With some 9 kcals per gram, fat is the best source of energy, but it does much more than provide energy.
Restriction of dietary fat causes a range of problems including:
- dry skin and eczema,
- damage to ovaries in females,
- infertility in males,
- kidney damage,
- and weight gain through water retention in the body.
When there is little or no fat in the gut, there is nothing to stimulate the production of bile, the gall-bladder is not emptied and the bile is held in reserve. This leads to the formation of gallstones. If a fat-free diet is continued for a long time, the gall bladder - a necessary part of the digestive system - may atrophy.

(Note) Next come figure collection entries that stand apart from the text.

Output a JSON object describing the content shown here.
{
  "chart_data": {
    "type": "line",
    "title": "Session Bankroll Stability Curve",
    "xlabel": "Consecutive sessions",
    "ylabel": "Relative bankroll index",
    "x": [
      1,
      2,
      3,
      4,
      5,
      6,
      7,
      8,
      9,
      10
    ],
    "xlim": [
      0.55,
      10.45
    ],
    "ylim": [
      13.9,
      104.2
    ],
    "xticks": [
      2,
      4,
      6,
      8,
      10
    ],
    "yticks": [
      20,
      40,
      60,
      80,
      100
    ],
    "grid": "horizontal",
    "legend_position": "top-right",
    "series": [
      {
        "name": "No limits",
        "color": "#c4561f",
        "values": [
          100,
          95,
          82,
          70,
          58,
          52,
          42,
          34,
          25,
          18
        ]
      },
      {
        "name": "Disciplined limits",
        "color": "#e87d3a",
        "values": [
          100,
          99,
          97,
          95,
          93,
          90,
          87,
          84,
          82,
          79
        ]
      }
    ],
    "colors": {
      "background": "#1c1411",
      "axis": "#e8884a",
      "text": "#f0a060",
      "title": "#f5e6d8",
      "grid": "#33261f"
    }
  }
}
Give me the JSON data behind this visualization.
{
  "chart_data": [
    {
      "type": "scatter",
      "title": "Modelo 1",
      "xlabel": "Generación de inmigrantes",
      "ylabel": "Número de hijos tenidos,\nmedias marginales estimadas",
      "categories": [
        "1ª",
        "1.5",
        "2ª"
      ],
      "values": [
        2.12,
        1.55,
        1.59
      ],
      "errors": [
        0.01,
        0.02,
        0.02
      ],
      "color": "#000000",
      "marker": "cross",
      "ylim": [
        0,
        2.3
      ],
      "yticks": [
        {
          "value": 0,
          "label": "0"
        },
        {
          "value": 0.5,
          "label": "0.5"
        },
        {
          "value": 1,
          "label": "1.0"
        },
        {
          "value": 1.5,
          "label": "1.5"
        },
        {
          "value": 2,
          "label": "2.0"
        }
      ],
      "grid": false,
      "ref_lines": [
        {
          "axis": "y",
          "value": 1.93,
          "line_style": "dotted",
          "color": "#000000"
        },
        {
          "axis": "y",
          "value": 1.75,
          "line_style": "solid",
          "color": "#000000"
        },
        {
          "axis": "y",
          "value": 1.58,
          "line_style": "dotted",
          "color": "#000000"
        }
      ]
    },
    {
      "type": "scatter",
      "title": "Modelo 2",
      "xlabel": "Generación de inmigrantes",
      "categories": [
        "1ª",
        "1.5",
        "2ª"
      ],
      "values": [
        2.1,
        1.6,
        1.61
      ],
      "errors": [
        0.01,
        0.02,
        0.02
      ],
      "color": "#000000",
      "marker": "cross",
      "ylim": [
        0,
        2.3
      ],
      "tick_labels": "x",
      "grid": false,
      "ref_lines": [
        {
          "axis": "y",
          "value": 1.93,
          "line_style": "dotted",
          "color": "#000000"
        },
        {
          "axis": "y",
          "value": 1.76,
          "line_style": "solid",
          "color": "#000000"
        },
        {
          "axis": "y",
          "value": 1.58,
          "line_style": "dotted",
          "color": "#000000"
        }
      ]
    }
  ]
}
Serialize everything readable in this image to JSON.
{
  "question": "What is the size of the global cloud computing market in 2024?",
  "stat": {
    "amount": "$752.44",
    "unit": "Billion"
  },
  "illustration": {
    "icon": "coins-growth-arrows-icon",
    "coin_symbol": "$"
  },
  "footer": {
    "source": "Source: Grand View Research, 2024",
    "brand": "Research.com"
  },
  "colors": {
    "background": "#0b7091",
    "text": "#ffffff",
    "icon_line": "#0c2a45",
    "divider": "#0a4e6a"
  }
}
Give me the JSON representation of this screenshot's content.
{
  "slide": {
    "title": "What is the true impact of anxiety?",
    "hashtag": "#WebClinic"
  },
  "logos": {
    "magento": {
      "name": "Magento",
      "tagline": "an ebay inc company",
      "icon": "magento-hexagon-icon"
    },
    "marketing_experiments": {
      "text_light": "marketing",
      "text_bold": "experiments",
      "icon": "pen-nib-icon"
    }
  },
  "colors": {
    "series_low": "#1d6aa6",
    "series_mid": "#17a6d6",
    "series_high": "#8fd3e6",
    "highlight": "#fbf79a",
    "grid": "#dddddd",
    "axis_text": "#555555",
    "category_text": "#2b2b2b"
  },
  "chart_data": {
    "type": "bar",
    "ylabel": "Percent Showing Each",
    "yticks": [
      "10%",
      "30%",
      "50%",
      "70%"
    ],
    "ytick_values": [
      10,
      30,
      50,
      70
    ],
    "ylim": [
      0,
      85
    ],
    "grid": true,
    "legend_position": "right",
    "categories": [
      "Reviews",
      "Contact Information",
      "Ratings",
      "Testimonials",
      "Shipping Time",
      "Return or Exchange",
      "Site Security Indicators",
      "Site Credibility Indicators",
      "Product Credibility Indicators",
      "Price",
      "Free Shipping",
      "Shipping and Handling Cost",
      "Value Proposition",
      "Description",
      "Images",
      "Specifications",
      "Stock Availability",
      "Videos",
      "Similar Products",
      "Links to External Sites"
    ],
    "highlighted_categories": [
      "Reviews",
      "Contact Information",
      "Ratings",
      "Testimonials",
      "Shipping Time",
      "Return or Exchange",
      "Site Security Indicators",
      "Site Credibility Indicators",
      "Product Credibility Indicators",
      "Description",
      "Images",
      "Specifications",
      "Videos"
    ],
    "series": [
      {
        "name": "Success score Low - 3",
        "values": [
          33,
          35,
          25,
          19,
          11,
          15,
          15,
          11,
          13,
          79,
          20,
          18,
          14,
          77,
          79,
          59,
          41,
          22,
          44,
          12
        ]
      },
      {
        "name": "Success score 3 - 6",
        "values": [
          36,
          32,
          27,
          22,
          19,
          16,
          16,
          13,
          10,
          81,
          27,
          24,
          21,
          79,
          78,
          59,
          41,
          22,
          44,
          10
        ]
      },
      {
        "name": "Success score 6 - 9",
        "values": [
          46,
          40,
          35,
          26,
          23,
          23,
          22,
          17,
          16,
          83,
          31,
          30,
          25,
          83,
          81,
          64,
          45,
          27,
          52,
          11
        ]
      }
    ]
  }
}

Malabsorption of the fat-soluble vitamins A, D, E and K has consequences for yet more nutrients. If vitamin D and fat are not present in the intestine, for example, calcium is not absorbed. For a woman, whose chance of suffering from osteoporosis and osteomalacia is high, this is an important consideration.
Dieters are usually told to drink skimmed milk. This has the advantage, they are told, that it contains more calcium than full-cream milk. This is true, but skimmed milk does not contain fat. As a consequence, only about 5% of the calcium in skimmed milk is absorbed, compared to around 25% from semi-skimmed milk and 50% from full-cream milk.
This small absorption of calcium is reduced still further if the skimmed milk is eaten with a bran-laden breakfast cereal. Calcium-enriched milk sold in supermarkets may seem worth the extra expense but, as it is invariably calcium-enriched skimmed milk, most of that extra calcium is simply excreted without doing any good at all.